Now consider `chunksize=5`.
![cohorts-schematic](/../diagrams/cohorts-month-chunk5.png)

```{code-cell}
labels = np.tile(np.arange(12), 12)
chunks = (tuple(np.repeat(5, labels.size // 5)) + (4,),)
preferred_method, chunks_cohorts = flox.core.find_group_cohorts(labels, chunks, merge=True)
chunks_cohorts.values()
```

We find 7 cohorts (note the original xarray strategy is equivalent to constructing 12 cohorts).
In this case, it seems to better to rechunk to a size of `4` (or `6`) along `time`.

Indeed flox's heuristics think `"map-reduce"` is better for this case:

```{code-cell}
preferred_method
```

### Example : spatial grouping

Spatial groupings are particularly interesting for the `"cohorts"` strategy. Consider the problem of computing county-level
aggregated statistics ([example blog post](https://xarray.dev/blog/flox)). There are ~3100 groups (counties), each marked by
a different color. There are ~2300 chunks of size (350, 350) in (lat, lon). Many groups are contained to a small number of chunks:
see left panel where the grid lines mark chunk boundaries.

![cohorts-schematic](/../diagrams/nwm-cohorts.png)

This seems like a good fit for `'cohorts'`: to get the answer for a county in the Northwest US, we needn't look at values
for the southwest US. How do we decide that automatically for the user?

(method-heuristics)=

## Heuristics

`flox >=0.9` will automatically choose `method` for you. To do so, we need to detect how each group
label is distributed across the chunks of the array; and the degree to which the chunk distribution for a particular
label overlaps with all other labels. The algorithm is as follows.

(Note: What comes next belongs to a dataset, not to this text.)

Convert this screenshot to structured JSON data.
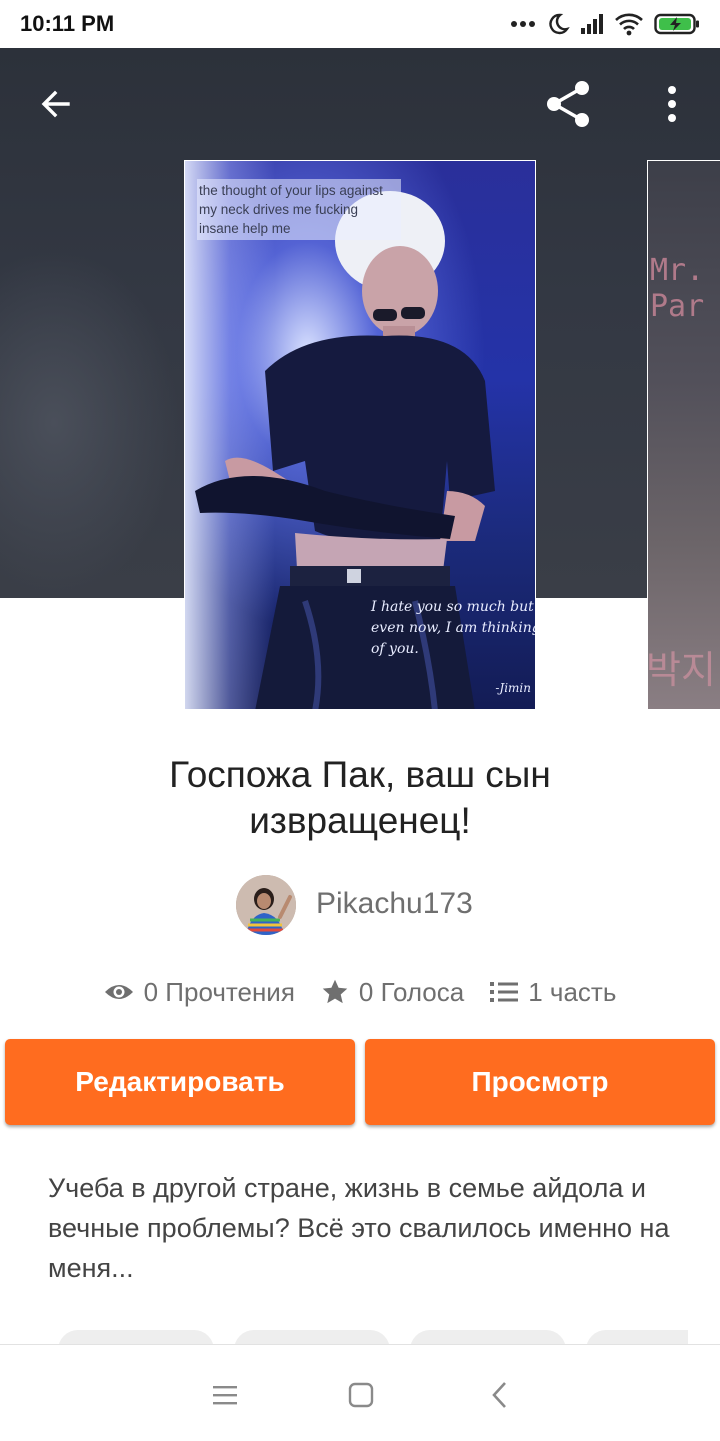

1. First determine which labels are present in each chunk. The distribution of labels across chunks
   is represented internally as a 2D boolean sparse array `S[chunks, labels]`. `S[i, j] = 1` when
   label `j` is present in chunk `i`.

1. Then we look for patterns in `S` to decide if we can use `"blockwise"`. The dark color cells are `1` at that
   cell in `S`.
   ![bitmask-patterns](/../diagrams/bitmask-patterns-perfect.png)

   - On the left, is a monthly grouping for a monthly time series with chunk size 4. There are 3 non-overlapping cohorts so
     `method="cohorts"` is perfect.
   - On the right, is a resampling problem of a daily time series with chunk size 10 to 5-daily frequency. Two 5-day periods
     are exactly contained in one chunk, so `method="blockwise"` is perfect.

1. The metric used for determining the degree of overlap between the chunks occupied by different labels is
   [containment](http://ekzhu.com/datasketch/lshensemble.html). For each label `i` we can quickly compute containment against
   all other labels `j` as `C = S.T @ S / number_chunks_per_label`. Here is `C` for a range of chunk sizes from 1 to 12, for computing
   the monthly mean of a monthly time series problem, \[the title on each image is `(chunk size, sparsity)`\].

   ```python
   chunks = np.arange(1, 13)
   labels = np.tile(np.arange(1, 13), 30)
   ```

   ![cohorts-schematic](/../diagrams/containment.png)

1. To choose between `"map-reduce"` and `"cohorts"`, we need a summary measure of the degree to which the labels overlap with
   each other. We can use _sparsity_ --- the number of non-zero elements in `C` divided by the number of elements in `C`, `C.nnz/C.size`.
   We use sparsity(`S`) as an approximation for the sparsity(`C`) to avoid a potentially expensive sparse matrix dot product when `S`
   isn't particularly sparse. When sparsity(`S`) > 0.4 (arbitrary), we choose `"map-reduce"` since there is decent overlap between
   (any) cohorts. Otherwise we use `"cohorts"`.

Cool, isn't it?!

For reference here is `S` and `C` for the US county groupby problem:
![county-bitmask](/../diagrams/counties-bitmask-containment.png)
The sparsity of `C` is 0.006, so `"cohorts"` seems a good strategy here.